Learning About Mountain Weather, Part 3

The large elevation differences during gondola rides provide a great opportunity to observe temperature and wind variations during the ascent. Changes in the winds during these rides bring a lively discussion about the challenges of rescuing passengers with pararescue specialists suspended from helicopters. Photo credit: Kimberly Henneman

This is the final part in our series on mountain weather. In Part 2 we learned about rapidly changing localized weather and micro-climates.

The examples cited from hikes on Swiss peaks in this article were part of a formal Global Engagement college course in May 2019. The primary focus for the aviation students included visits to international aviation organizations, famed aviation operators, aircraft manufacturing factories and aviation museums. After these site visits, we took advantage of the wonderful gondolas to examine the meteorological and human factors challenges of aviation operations in the alpine environment.

Clearly it isn’t necessary to go to Swiss peaks to conduct lessons. Students are invited on field trips throughout the year to the high-altitude locations within miles of their campus. These field trips are voluntary and the only cost is the purchase of a gondola pass (most of these students have heavily discounted passes through the college). The only limitation is that these field trips have a limited enrollment to avoid creating undesirable crowding on these mountaintop pavilions.

One aspect that makes these Global Engagement field trips especially effective is the ability to sit in a comfortable (read: SAFE!) and scenic location to observe these conditions without the multitude of stresses and challenges associated with flying an aircraft in this high-threat environment. From these mountaintop locations there is plenty of time to have insightful discussions with the students.

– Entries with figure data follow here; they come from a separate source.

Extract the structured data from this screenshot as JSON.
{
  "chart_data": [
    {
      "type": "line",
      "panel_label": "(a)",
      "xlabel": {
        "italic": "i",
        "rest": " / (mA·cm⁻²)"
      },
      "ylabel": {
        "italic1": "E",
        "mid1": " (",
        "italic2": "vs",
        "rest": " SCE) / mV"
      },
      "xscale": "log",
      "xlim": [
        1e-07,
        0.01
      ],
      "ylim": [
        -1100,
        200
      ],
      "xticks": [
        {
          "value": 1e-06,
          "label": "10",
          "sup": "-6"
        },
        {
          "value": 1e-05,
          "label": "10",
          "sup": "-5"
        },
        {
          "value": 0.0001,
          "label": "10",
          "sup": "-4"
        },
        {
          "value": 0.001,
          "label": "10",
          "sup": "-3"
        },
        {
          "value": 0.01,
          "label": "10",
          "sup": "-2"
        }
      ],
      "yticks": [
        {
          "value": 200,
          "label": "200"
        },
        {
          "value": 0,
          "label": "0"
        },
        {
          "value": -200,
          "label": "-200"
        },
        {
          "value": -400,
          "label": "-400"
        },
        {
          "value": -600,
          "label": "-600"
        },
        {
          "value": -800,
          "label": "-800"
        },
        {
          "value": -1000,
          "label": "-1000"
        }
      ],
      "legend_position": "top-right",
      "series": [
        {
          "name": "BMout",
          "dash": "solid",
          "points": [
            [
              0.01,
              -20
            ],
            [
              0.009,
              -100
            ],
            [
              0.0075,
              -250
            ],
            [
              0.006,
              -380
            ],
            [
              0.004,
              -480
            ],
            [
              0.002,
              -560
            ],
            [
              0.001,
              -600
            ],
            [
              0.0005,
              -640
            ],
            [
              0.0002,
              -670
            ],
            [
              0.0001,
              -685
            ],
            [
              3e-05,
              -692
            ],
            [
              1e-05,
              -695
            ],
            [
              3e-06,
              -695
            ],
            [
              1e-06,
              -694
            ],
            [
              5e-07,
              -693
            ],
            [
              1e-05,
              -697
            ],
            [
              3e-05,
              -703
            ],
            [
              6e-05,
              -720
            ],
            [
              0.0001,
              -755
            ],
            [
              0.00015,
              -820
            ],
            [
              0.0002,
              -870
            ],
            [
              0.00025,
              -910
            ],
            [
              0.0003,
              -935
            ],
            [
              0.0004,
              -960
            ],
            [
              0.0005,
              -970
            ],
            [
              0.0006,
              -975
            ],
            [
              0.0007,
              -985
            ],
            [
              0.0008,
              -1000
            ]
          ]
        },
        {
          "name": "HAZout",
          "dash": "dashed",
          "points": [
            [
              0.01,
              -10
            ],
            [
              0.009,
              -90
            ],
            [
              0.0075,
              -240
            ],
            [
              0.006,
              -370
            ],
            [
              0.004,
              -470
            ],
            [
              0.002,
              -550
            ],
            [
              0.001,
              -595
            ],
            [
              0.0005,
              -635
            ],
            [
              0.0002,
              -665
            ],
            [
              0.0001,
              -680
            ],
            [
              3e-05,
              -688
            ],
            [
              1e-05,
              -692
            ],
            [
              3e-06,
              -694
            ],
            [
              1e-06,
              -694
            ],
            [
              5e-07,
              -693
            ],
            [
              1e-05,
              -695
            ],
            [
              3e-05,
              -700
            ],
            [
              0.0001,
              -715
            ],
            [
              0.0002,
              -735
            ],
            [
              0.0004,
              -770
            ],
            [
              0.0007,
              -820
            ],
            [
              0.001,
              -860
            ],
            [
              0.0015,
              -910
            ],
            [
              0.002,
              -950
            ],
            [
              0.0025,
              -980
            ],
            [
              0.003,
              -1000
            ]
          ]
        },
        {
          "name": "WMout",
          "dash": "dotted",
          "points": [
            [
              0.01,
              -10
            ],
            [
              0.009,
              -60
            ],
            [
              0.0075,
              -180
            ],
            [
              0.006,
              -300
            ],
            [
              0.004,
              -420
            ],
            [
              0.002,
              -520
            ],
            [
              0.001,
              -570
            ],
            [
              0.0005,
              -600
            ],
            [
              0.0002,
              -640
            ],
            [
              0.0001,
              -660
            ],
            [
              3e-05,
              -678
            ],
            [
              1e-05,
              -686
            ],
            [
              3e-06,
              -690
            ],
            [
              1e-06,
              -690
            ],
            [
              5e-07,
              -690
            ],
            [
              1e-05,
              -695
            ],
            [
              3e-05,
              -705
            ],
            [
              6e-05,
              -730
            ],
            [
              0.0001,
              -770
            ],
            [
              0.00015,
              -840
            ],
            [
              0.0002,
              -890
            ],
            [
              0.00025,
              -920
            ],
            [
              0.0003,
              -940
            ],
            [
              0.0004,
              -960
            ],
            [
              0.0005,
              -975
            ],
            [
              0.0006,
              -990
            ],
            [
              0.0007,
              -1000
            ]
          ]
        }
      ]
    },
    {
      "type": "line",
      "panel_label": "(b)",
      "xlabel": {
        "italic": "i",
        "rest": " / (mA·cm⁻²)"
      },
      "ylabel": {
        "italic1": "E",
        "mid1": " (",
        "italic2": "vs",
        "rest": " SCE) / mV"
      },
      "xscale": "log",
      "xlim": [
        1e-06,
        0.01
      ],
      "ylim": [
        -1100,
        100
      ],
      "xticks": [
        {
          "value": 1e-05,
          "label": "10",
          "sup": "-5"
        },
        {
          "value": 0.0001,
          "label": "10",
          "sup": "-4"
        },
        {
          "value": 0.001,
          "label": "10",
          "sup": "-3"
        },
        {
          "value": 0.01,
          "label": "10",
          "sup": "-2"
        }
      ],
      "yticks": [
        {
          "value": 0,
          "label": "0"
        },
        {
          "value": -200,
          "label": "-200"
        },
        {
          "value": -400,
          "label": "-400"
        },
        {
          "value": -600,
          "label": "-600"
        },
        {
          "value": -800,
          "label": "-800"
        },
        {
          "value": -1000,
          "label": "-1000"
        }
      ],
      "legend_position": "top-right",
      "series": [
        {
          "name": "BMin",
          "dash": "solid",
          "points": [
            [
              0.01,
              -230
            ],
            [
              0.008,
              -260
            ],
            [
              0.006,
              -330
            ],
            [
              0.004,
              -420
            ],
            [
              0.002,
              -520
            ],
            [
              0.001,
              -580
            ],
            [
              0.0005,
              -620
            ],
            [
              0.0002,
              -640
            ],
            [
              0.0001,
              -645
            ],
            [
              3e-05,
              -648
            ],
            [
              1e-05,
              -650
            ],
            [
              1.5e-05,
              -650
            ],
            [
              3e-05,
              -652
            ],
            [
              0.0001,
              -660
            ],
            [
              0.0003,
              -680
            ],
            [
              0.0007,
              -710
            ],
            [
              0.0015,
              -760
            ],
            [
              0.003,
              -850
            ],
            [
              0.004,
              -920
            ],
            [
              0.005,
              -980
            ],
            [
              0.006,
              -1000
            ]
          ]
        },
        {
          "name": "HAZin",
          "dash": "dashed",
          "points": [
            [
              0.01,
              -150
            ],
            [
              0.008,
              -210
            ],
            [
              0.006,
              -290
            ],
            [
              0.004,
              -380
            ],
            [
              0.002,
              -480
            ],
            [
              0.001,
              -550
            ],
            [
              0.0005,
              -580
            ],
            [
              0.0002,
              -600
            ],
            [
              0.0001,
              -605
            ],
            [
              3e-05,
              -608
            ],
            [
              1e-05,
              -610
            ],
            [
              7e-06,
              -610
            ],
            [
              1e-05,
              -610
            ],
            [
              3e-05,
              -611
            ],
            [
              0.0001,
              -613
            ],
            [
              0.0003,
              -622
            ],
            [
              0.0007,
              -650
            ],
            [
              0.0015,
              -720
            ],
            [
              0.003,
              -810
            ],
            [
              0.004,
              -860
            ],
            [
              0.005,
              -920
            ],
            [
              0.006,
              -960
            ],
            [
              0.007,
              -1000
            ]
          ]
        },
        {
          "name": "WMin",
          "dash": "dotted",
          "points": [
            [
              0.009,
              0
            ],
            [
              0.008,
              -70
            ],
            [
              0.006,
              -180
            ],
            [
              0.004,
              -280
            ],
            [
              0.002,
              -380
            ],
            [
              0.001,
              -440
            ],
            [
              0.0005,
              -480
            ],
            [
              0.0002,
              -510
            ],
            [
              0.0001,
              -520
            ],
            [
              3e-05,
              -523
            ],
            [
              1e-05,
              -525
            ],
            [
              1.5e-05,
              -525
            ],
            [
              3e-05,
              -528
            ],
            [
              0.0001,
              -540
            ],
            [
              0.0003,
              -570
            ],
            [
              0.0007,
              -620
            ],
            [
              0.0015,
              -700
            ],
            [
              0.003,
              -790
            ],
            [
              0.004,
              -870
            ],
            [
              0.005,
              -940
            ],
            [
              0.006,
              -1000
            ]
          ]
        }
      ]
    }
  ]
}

The enthusiastic contributions by experts from mountain rescue organizations add immeasurably to these discussions. Air Zermatt and Rega provided fabulous tours of their facilities. Cadre of the Utah Avalanche Center and Wasatch Backcountry Rescue have sponsored classes with components directly related to mountain meteorology that go far beyond textbook learning, as well as sessions supplemented by senior ski patrollers and avalanche control specialists who have spent 20-plus years atop these peaks ensuring safe ski conditions for the public.

The field trips complement the curriculums for academic classes, ground schools and flight training. The undergraduate aviation students are simultaneously taking flight lessons at airports located in nearby mountains with peaks soaring above 12,000 ft., and airport elevations exceeding 5,000 ft.

The field trips are offered throughout the year to expose attendees to the widest possible spectrum of conditions. Students will see different mountain meteorology phenomena in the summer and winter, or during fast-moving frontal activity versus stagnant conditions caused by high pressure ridges. Many of these outings last for most of the day so students can observe changes in mountain meteorology caused by weather fronts as well as changes in the sun’s movement.

The academic sessions and field trips include discussions of both fixed- and rotary-wing aircraft. These include a wide variety of missions such as aerial firefighting, EMS, business jets, aerial tours and heli-skiing, as well as military operations. Correlating the perspectives between fixed- and rotary-wing aircraft leads to a deeper overall understanding of the interplay between mountain meteorology, aircraft performance and handling, human factors and aeronautical decision making.

Another key aspect of this method is that the students are tasked to perform at higher levels of learning. Rather than merely quoting some rote memorization, student outcomes are assessed in assignments with key words such as “compose, create, design, modify, plan, or compare and contrast” in scenario-based questions. These tasks are assigned as group projects, which further emphasizes the importance of teamwork in the real world.

The premise of this article has focused on providing an effective learning environment that is low risk to help develop aeronautical decision-making in mountain operations. What started as simple requests from a few students long ago to learn more about the mountain weather environment has turned into regular outings with motivated students who relish and immerse themselves in these learning adventures. Perhaps the best feedback from these field trips is watching the next generation of aviation professionals develop a passion for a lifetime of learning.